Блин. Декамп всё-таки… гадина. Он же видел, что Дэмьен пьет… Или не видел? С него станется кинуть за спину… что за человек, такой невнимательный, такой жестокий… как Тео. Такой эгоцентричный. Будто весь мир вокруг него закручен в спираль, вокруг его картинно-прекрасных страданий. Дэмьен сидел в ванной и вроде злился, а вроде и вправду смешно вышло. Тео твердо был уверен, что Дэмьен – принцесса из «Зачарованной», Жизель из сказочной страны Андалазии, и по определению не может злиться. Но Дэмьен довольно часто злился; расстраивался, уставал, тупо хотел спать, есть и в туалет. У него было много слабостей, порой ему казалось, что он вообще сплошная слабость, сказочная принцесса, только противная; но
– Месье, давайте одежду, я всё отстираю за полчаса.

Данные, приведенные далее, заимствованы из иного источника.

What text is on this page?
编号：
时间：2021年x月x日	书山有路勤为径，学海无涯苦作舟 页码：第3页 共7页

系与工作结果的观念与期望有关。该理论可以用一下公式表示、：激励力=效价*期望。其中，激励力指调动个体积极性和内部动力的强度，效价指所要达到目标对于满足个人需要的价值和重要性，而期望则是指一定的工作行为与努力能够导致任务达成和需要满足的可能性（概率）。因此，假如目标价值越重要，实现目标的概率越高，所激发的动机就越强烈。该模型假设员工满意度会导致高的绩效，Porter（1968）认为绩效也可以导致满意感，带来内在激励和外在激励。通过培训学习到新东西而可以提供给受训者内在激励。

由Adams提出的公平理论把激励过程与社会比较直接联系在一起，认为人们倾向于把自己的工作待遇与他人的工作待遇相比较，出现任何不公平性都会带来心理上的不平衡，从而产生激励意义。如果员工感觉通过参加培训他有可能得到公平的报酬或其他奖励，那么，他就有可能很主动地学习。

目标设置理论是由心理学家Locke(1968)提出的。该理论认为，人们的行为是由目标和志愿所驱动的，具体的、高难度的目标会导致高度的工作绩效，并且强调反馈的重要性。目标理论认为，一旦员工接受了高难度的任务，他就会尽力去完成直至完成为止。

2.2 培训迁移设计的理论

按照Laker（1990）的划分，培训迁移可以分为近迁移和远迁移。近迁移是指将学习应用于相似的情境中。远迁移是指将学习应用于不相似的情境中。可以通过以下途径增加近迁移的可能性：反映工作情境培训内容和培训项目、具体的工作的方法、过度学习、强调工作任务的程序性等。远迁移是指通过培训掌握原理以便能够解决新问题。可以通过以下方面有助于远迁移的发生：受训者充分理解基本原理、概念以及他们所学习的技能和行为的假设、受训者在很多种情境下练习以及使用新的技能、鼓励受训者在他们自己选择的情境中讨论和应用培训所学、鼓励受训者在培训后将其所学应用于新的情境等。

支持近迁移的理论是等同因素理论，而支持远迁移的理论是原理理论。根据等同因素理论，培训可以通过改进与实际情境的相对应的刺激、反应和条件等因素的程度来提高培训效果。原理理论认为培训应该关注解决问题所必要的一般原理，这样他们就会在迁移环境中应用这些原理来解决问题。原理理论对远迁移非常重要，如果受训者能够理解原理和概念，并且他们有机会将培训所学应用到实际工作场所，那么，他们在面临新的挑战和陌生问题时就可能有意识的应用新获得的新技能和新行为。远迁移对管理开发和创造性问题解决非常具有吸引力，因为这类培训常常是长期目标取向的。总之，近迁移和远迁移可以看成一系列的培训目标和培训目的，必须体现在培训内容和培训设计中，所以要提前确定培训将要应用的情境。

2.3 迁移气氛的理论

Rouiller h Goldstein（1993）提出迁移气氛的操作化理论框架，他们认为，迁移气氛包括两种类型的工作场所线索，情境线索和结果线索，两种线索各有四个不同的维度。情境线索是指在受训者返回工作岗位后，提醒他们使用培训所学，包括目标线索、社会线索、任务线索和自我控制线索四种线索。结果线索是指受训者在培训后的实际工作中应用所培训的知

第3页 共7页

Там на двери рубашка висит, она свежая, еще ни разу не надевали, я на вечер месье Декампу приготовил… наденьте его.
– Спасибо, Клавелл, я сейчас… – если футболка с Уайтчепеллом не отстирается… отстирается. Клавелл хороший. Если б Дэмьен на руках стирал, не отстиралась… ладно. Всё же здорово. Ну, облился. Ну, губа распухнет. Смешно, всё, решили. Он разделся, надел халат, аккуратно свернул одежду, открыл и дал в руки Клавеллу.
– Вообще не переживайте. Я этого какао отстирал столько… – такой хороший голос у Клавелла… он, как и Изерли, какой-то особый вид ангела. Как бабушка. Как ему повезло.
– Спасибо. Спасибо…
– О, Вы, главное, на месье Дэмьена не сердитесь… он, правда, нечаянно…
– Да это я неловкий.
Клавелл улыбнулся. Точно. Ангел. Всё прочитал – комплексы на свою сущность неловкую, неповоротливую, и утешил. Ушел. Дэмьен залез в душ, отмылся, да и просто помылся; не стал спешить; устал; отпустило; чуть не заснул; потом вылез, в халате прошел в свою комнату, надел уже обычное, «рабочее», в библиотеке же копаться – темно-синие джинсы, свитер брусничного цвета, шерстяной мягкий, без узоров, гладкой вязки, с горлом, водолазка практически, красные носки, синие кеды. Тео научил его собирать одежду «комплектами» – чтобы вся одежда подходила друг к другу; правда, из-за стремления к «комплектам» часто у них были «бежево-синие» или «красно-коричневые» уик-энды; но в этом тоже был свой кайф. Вернулся в гостиную. Отец Декамп сидел на красном диване, гладил рассеянно собак.
– Дэмьен, извини. Правда.
– Да ладно, смешно вышло. Я кресло не испортил?
– Да по фигу, – посмотрел. – Не, всё на тебя вылилось. Пол мы уже вытерли… Ну, в общем… Хочешь, Клавелл еще какао сделает? Или теперь никакого какао?
– Отличный способ жилить какао, – Дэмьен наконец взял злополучный молескин. – Это всё… ого… – молескин был заполнен до последней страницы, до середины последней.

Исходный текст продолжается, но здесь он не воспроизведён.